(a) Determine the radius of convergence to the power series $f(x)= \displaystyle\sum\limits_{n=0}^\infty \frac{(2n)!}{(n!)^2}x^n$.
Should I use the ratio test?
(b) Assume the validity of the formula: $\displaystyle\int_{0}^{\frac{\pi}{2}}$sin$^{2n}(\theta) d\theta=$ $\displaystyle\frac{\pi(2n)!}{2^{2n+1}(n!)^2}$. for all $n\ge0$, and proof that $\displaystyle\int_{0}^{\frac{\pi}{2}}$ $\displaystyle\frac{1}{1-x\sin^{2}\theta}d\theta=$ $\displaystyle\frac{\pi}{2}f\left(\frac{x}{4}\right)$ for all $x\in \mathbb{R}$ with $\mid x \mid \lt 1 $, where $f$ describes the sum function from (a).

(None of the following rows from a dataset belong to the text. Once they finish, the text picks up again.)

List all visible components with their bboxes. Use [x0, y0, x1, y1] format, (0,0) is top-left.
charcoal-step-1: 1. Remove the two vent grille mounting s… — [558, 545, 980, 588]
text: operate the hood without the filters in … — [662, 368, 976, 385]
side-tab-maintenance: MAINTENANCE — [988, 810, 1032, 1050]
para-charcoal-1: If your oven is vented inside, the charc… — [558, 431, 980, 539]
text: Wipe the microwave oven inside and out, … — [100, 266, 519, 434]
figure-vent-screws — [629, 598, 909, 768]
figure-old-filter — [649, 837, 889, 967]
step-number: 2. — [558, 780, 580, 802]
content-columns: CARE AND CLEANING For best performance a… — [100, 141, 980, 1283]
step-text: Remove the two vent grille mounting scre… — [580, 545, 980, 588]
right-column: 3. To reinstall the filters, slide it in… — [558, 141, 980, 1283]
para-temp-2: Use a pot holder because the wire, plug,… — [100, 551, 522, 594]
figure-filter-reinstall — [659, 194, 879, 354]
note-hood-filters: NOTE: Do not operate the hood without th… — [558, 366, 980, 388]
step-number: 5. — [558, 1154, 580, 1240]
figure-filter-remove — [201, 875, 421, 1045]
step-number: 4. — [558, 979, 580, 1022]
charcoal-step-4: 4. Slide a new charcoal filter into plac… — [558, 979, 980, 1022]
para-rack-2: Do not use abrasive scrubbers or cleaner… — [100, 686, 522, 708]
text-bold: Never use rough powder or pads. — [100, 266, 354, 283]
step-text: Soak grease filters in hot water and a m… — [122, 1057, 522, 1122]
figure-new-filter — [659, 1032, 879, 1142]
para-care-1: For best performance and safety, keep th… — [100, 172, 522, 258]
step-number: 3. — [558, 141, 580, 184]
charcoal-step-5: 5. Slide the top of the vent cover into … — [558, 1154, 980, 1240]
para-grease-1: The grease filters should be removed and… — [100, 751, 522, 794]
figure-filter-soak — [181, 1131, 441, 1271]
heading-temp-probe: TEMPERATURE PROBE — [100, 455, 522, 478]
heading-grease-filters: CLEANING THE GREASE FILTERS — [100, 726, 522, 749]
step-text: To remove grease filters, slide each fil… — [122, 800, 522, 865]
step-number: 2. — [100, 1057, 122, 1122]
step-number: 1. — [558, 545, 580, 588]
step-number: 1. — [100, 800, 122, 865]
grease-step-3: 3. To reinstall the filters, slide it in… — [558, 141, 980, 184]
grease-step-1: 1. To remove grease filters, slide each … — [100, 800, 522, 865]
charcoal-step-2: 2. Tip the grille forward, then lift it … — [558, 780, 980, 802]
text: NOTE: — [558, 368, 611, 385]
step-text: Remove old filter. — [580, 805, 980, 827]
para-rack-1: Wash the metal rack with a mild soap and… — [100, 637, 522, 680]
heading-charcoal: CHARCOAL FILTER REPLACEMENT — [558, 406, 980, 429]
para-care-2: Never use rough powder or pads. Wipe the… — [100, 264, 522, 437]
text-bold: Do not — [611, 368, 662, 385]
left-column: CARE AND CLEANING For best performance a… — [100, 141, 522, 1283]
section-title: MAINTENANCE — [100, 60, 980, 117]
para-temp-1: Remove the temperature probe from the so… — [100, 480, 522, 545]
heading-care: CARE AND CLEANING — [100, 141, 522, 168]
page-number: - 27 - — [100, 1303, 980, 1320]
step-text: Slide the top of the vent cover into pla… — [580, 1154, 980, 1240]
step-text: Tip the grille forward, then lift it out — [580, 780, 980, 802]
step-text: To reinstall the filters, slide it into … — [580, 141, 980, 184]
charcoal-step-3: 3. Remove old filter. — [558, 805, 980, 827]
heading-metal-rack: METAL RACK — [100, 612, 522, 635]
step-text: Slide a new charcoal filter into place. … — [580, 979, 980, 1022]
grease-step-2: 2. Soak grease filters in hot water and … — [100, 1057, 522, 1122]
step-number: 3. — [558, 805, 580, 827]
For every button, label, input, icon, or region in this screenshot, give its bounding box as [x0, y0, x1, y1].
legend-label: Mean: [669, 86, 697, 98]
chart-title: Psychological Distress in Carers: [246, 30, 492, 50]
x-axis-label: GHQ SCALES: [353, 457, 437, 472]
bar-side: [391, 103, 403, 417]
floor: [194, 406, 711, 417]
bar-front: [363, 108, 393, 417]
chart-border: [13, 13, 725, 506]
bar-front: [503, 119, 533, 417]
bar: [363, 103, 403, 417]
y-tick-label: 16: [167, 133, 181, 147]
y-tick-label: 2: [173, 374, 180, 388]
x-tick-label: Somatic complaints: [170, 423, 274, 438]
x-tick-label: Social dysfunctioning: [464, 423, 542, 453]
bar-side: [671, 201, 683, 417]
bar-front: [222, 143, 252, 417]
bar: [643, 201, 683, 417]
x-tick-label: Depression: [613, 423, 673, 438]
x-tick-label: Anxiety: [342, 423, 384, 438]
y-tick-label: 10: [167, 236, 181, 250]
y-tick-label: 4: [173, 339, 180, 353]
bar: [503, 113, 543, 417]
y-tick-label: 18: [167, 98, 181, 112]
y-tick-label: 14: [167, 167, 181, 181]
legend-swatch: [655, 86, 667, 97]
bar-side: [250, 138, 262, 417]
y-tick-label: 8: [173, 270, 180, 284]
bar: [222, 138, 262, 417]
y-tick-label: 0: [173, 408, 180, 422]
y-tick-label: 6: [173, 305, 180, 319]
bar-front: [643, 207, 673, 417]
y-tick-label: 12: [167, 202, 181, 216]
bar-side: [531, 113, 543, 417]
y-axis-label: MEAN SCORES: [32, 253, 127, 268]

Should I look at geometric series?
(a) Since the terms in the power series are non-zero for $x\neq 0$, the ratio test is adapted.
(b) Yes: since $|x|\sin^2\theta\lt 1$ we can write $1/(1-x\sin^2\theta)$ as a power series and use the assumed result.